Part 1: Evangelicals and Identity
Part 2: Evangelicals and Politics
Part 3: Evangelicals and Culture
Part 4: Evangelicals and Evangelism
There are notable discrepancies between how evangelicals think members of the wider society view them, how they view themselves, and how society says it views evangelicals. A strong majority (72%) of all evangelicals feel the mass media are hostile to their moral and spiritual values. Almost half (48%) believe that evangelical Christians are looked down upon by most Americans. And 75% of all evangelicals say they must fight to make their voices heard. In contrast, less than half (46%) of non-evangelicals think evangelicals must fight to be heard, and only 35% of non-evangelicals think Americans looks down on evangelicals.
Despite their involvement in international issues such as human rights and religious freedom, evangelicals rank military strength (40%), controlling weapons of mass destruction (34%) and fighting terrorism (30%) as significantly more important than relief efforts (14%) or helping to improve the standard of living in less developed countries (9%).
While white evangelicals are almost evenly divided among themselves over whether the country is going in the right direction (44%) or is on the wrong track (45%), all African Americans say overwhelmingly (81%) that the country has gotten off on the wrong track. There is much more agreement among evangelicals and the country as a whole when asked whether moral values are on the wrong track. More than three-quarters of white evangelicals, 94% of African American evangelicals, 87% of all African Americans, 74% of all Hispanics, and 71% of all Americans think moral values are seriously on the wrong track.
An overwhelming majority of all evangelicals (84%) believe that personal faith in Jesus Christ is the only way to salvation, compared with 38% of Catholics and 56% of non-evangelical Protestants. Just half of white evangelicals, however, believe that only born-again Christians go to heaven, and even fewer black evangelicals (42%) say they believe only born-again Christians will go to heaven.
Only white evangelicals put moral values first among their domestic concerns. More than a third of white evangelicals (37%) say moral values are of most concern, while only 16% of all African Americans and 13% of all Hispanics say that moral values worry them most. Forty-one percent of all African Americans and 34% of all Hispanics worry most about the economy and jobs, but among white evangelicals the number is 25%. Yet on many other domestic pocketbook issues such as health care and Social Security, the level of concern among white evangelicals is very similar to that of all other Americans.
By evangelical the survey means EITHER respondents who indicated that they are Protestant or another Christian religious preference other than Roman Catholic, Orthodox or Mormon and who indicated they would say they are a fundamentalist, evangelical, charismatic or Pentecostal Protestant OR respondents who indicated that they are Protestant or another Christian religious preference other than Roman Catholic, Orthodox or Mormon who do not consider themselves liberal or mainline and call themselves a born-again Christian. This is not the only definition of evangelical, of course, but it does define the core of the evangelical community.

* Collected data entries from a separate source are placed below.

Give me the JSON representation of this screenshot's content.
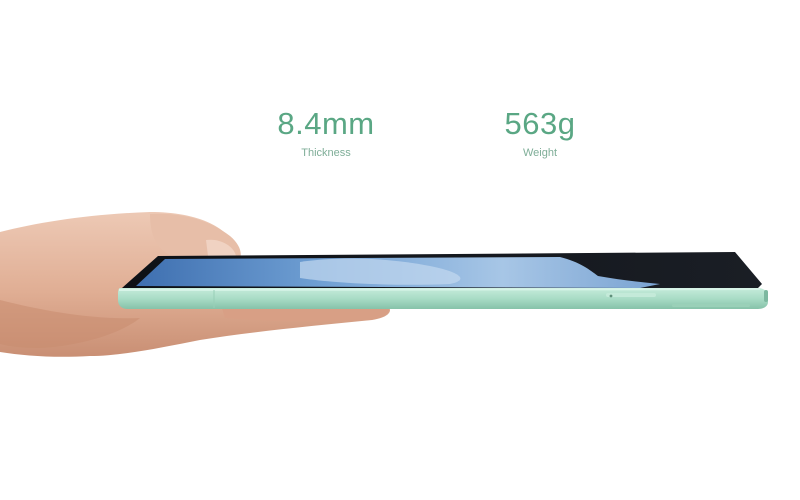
{
  "specs": {
    "thickness": {
      "value": "8.4mm",
      "label": "Thickness"
    },
    "weight": {
      "value": "563g",
      "label": "Weight"
    }
  },
  "colors": {
    "accent_green": "#5aa784",
    "label_green": "#7fae98",
    "tablet_frame": "#a9dcc6",
    "screen_dark": "#12151a",
    "wallpaper_blue": "#5d8fc6",
    "skin": "#e2b49c"
  },
  "scene": {
    "objects": [
      "hand",
      "tablet"
    ]
  }
}
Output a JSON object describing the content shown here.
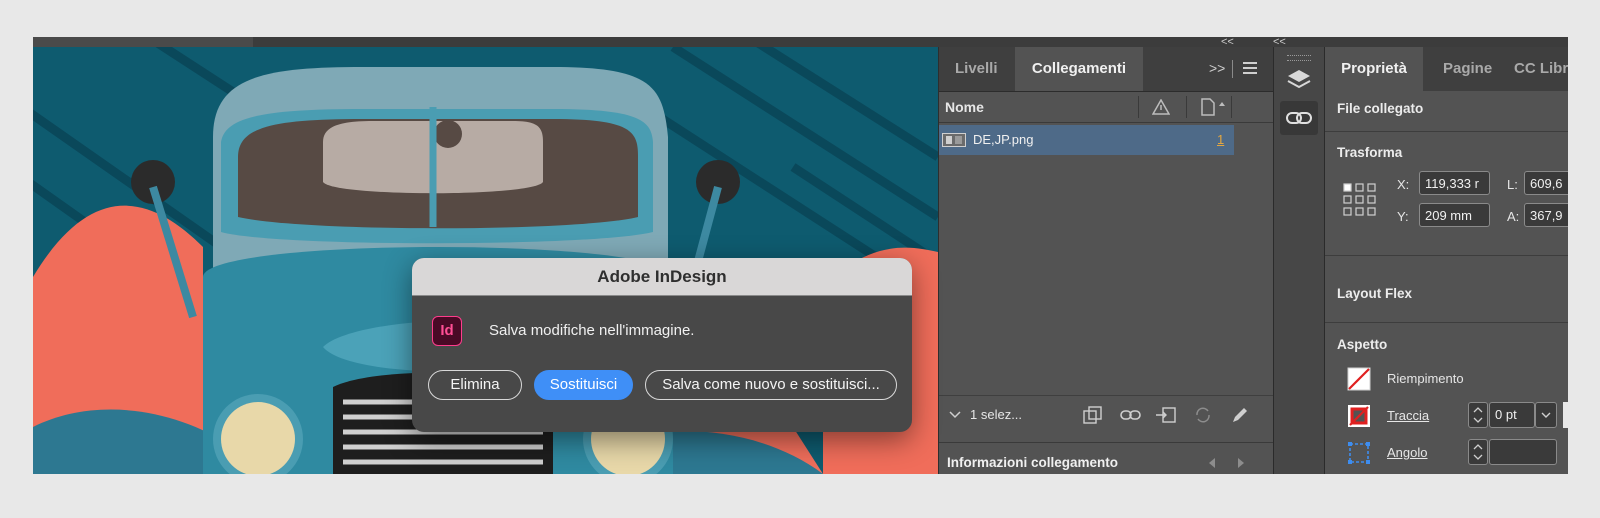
{
  "window": {
    "collapse_glyph": "<<"
  },
  "links_panel": {
    "tabs": [
      "Livelli",
      "Collegamenti"
    ],
    "active_tab": "Collegamenti",
    "more_glyph": ">>",
    "column_name": "Nome",
    "rows": [
      {
        "name": "DE,JP.png",
        "page": "1"
      }
    ],
    "footer_selection": "1 selez...",
    "info_title": "Informazioni collegamento"
  },
  "properties_panel": {
    "tabs": [
      "Proprietà",
      "Pagine",
      "CC Libr"
    ],
    "active_tab": "Proprietà",
    "sections": {
      "linked_file": "File collegato",
      "transform": "Trasforma",
      "layout_flex": "Layout Flex",
      "appearance": "Aspetto"
    },
    "transform": {
      "x_label": "X:",
      "x_value": "119,333 r",
      "y_label": "Y:",
      "y_value": "209 mm",
      "w_label": "L:",
      "w_value": "609,6",
      "h_label": "A:",
      "h_value": "367,9"
    },
    "appearance": {
      "fill_label": "Riempimento",
      "stroke_label": "Traccia",
      "stroke_value": "0 pt",
      "corner_label": "Angolo"
    }
  },
  "dialog": {
    "title": "Adobe InDesign",
    "logo_text": "Id",
    "message": "Salva modifiche nell'immagine.",
    "buttons": {
      "delete": "Elimina",
      "replace": "Sostituisci",
      "save_new_replace": "Salva come nuovo e sostituisci..."
    }
  },
  "colors": {
    "accent": "#3f8ff7",
    "indesign_pink": "#ff3c8c",
    "selected_row": "#4e6a88",
    "page_link": "#e3a640"
  }
}
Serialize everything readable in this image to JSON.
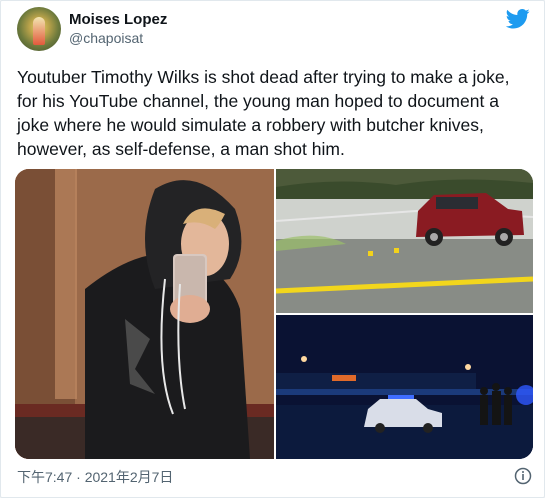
{
  "user": {
    "name": "Moises Lopez",
    "handle": "@chapoisat"
  },
  "tweet": {
    "text": "Youtuber Timothy Wilks is shot dead after trying to make a joke, for his YouTube channel, the young man hoped to document a joke where he would simulate a robbery with butcher knives, however, as self-defense, a man shot him.",
    "timestamp": "下午7:47 · 2021年2月7日"
  },
  "icons": {
    "brand": "twitter-bird-icon",
    "info": "info-icon"
  },
  "colors": {
    "brand": "#1d9bf0",
    "text": "#0f1419",
    "muted": "#536471"
  }
}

The nationwide survey of 1610 adults, with over-samples of white evangelicals, African Americans, and Hispanics, was conducted March 16 – April 4, 2004 and has a margin of error of plus or minus 2.5%. Additional analysis was provided by John Green, professor of political science and director of the Ray C. Bliss Institute of Applied Politics at the University of Akron, and Robert Wuthnow, professor of sociology and director of the Center for the Study of Religion at Princeton University.